Parce qu’il achète la maquette d’un bateau appelé la Licorne, Tintin, un jeune reporter, se retrouve entraîné dans une fantastique aventure à la recherche d’un fabuleux secret. En enquêtant sur une énigme vieille de plusieurs siècles, il contrarie les plans d’Ivan Ivanovitch Sakharine, un homme diabolique convaincu que Tintin a volé un trésor en rapport avec un pirate nommé Rackham le Rouge. Avec l’aide de Milou, son fidèle petit chien blanc, du capitaine Haddock,un vieux loup de mer au mauvais caractère, et de deux policiers maladroits, Dupond et Dupont, Tintin va parcourir la moitié de la planète, et essayer de se montrer plus malin et plus rapide que ses ennemis, tous lancés dans cette course au trésor à la recherche d’une épave engloutie qui semble receler la clé d’une immense fortune… et une redoutable malédiction. De la haute mer aux sables des déserts d’Afrique, Tintin et ses amis vont affronter mille obstacles, risquer leur vie, et prouver que quand on est prêt à prendre tous les risques, rien ne peut vous arrêter…

Le Tintin de Spielberg est une conjugaison habile du Secret de la Licorne, du Trésor de Rackham le Rouge et du crabe aux pinces d’or. Ajoutez un clin d’oeil à Indiana Jones : une étourdissant poursuite en side-car dans les dédales d’une casbah marocaine – on est pas loin d’une parfaite réussite.

Toutefois, certains trouverons que la technique numérique de la « motion capture » se prête mal à la ligne claire et vibrante d’Hergé. En fait, autant cette technique peine à rendre le souffle d’aventure qui pénètre le trait d’Hergé autant, a contrario, elle lui confère une autre sorte de force vitale. C’est le cas de tous les personnages, y compris Milou, à une seule exception. Une exception notable : Tintin nous a paru moins bien ‘incarné’. Sans doute va-t-on assister sur ce point à un léger clivage des générations. Par ailleurs, certains regretteront l’absence du professeur Tournesol.

Reste que intelligence de l’action, curiosité, enthousiasme, humour et suspense sont au rendez-vous et tiennent le spectateur en haleine. Le tout servi par une créativité, un talent d’adaptation et une fluidité remarquables. À noter : le film évite l’écueil du traitement hollywoodien. Le politiquement correct américain en est quasiment absent. Ou, peut-être, se logent-ils dans des plis discrets…
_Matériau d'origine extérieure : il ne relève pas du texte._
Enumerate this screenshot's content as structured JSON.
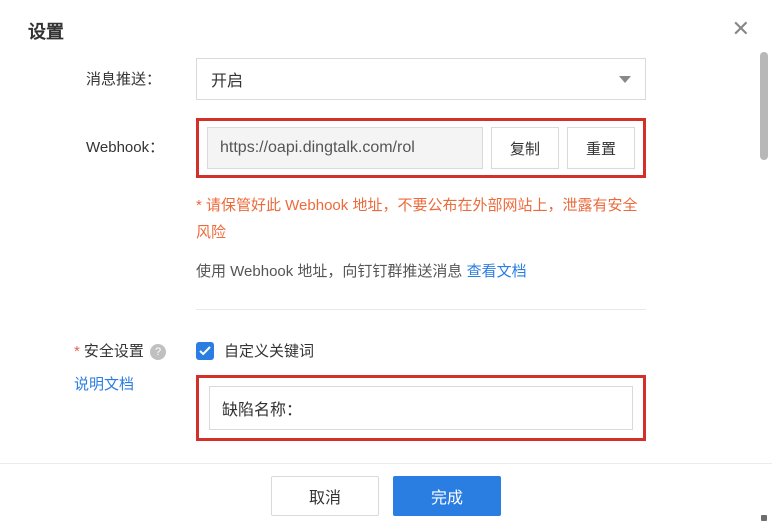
{
  "header": {
    "title": "设置"
  },
  "push": {
    "label": "消息推送：",
    "value": "开启"
  },
  "webhook": {
    "label": "Webhook：",
    "url": "https://oapi.dingtalk.com/rol",
    "copy_label": "复制",
    "reset_label": "重置",
    "warning": "* 请保管好此 Webhook 地址，不要公布在外部网站上，泄露有安全风险",
    "help_prefix": "使用 Webhook 地址，向钉钉群推送消息 ",
    "doc_link": "查看文档"
  },
  "security": {
    "label": "安全设置",
    "spec_doc": "说明文档",
    "keyword_check_label": "自定义关键词",
    "keyword_value": "缺陷名称："
  },
  "footer": {
    "cancel": "取消",
    "confirm": "完成"
  },
  "icons": {
    "close": "✕",
    "help": "?"
  }
}
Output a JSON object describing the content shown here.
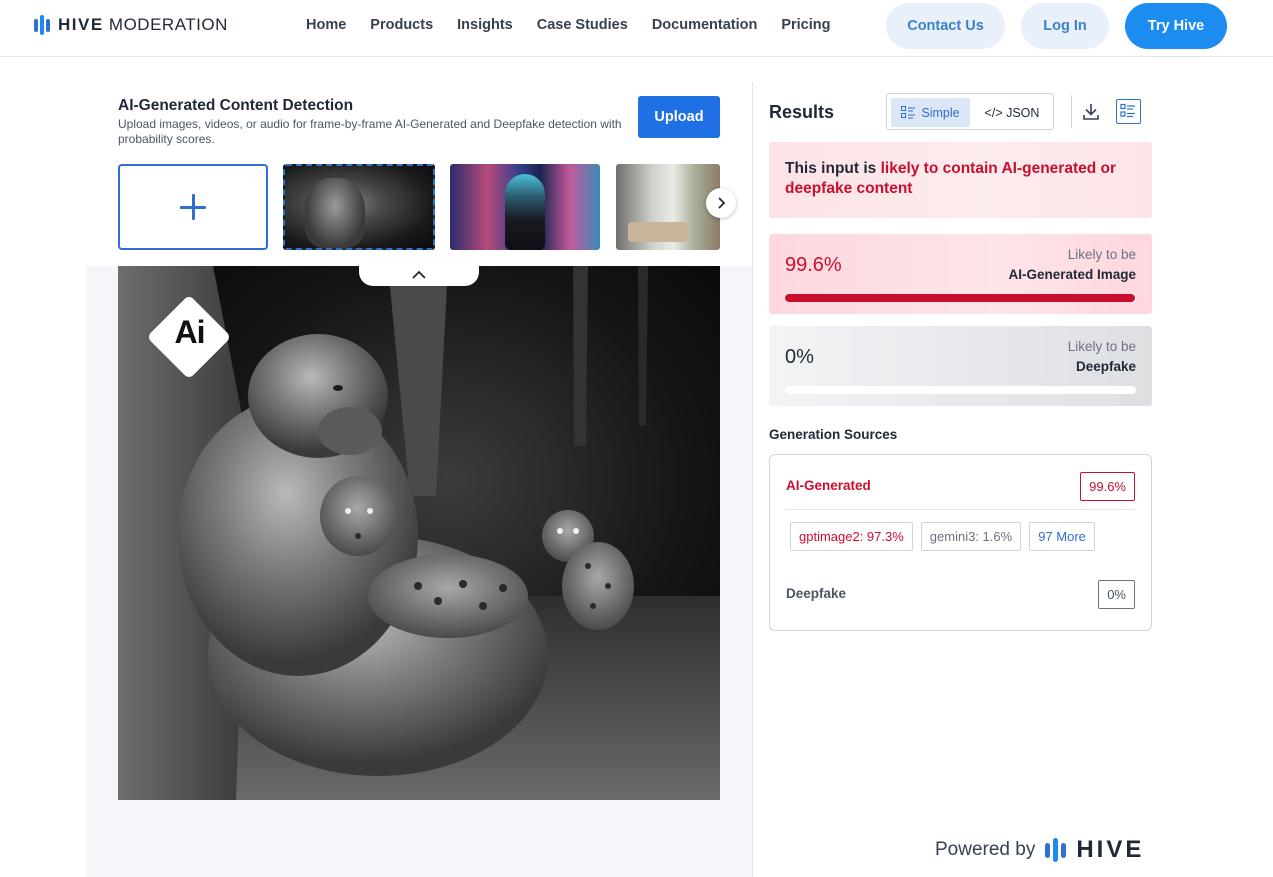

Étant donné le soutien que Spielberg apportait depuis quelque temps à des productions qui, dans l’ensemble, laissaient quelque peu à désirer, on ne peut que se réjouir de ce retour avec brio, pardon, avec… Tintin.

Durée du film : 1h50
 Réalisateur : Steven Spielberg
 Scénariste : Steven Moffat, Joe Cornish et Edgar Wright d’après l’oeuvre de Hergé
 Acteurs : Jamie Bell, Andy Serkis, Daniel Craig, Nick Frost, Simon Pegg, Toby Jones et Gad Elmaleh 

Animula blandula vagula : Âme de diaphane intimité, hôtesse et compagne de mon corps, tu verses vers des lieux délavés, escarpés et dénudés, où ne résonnent tes jeux d'esprit…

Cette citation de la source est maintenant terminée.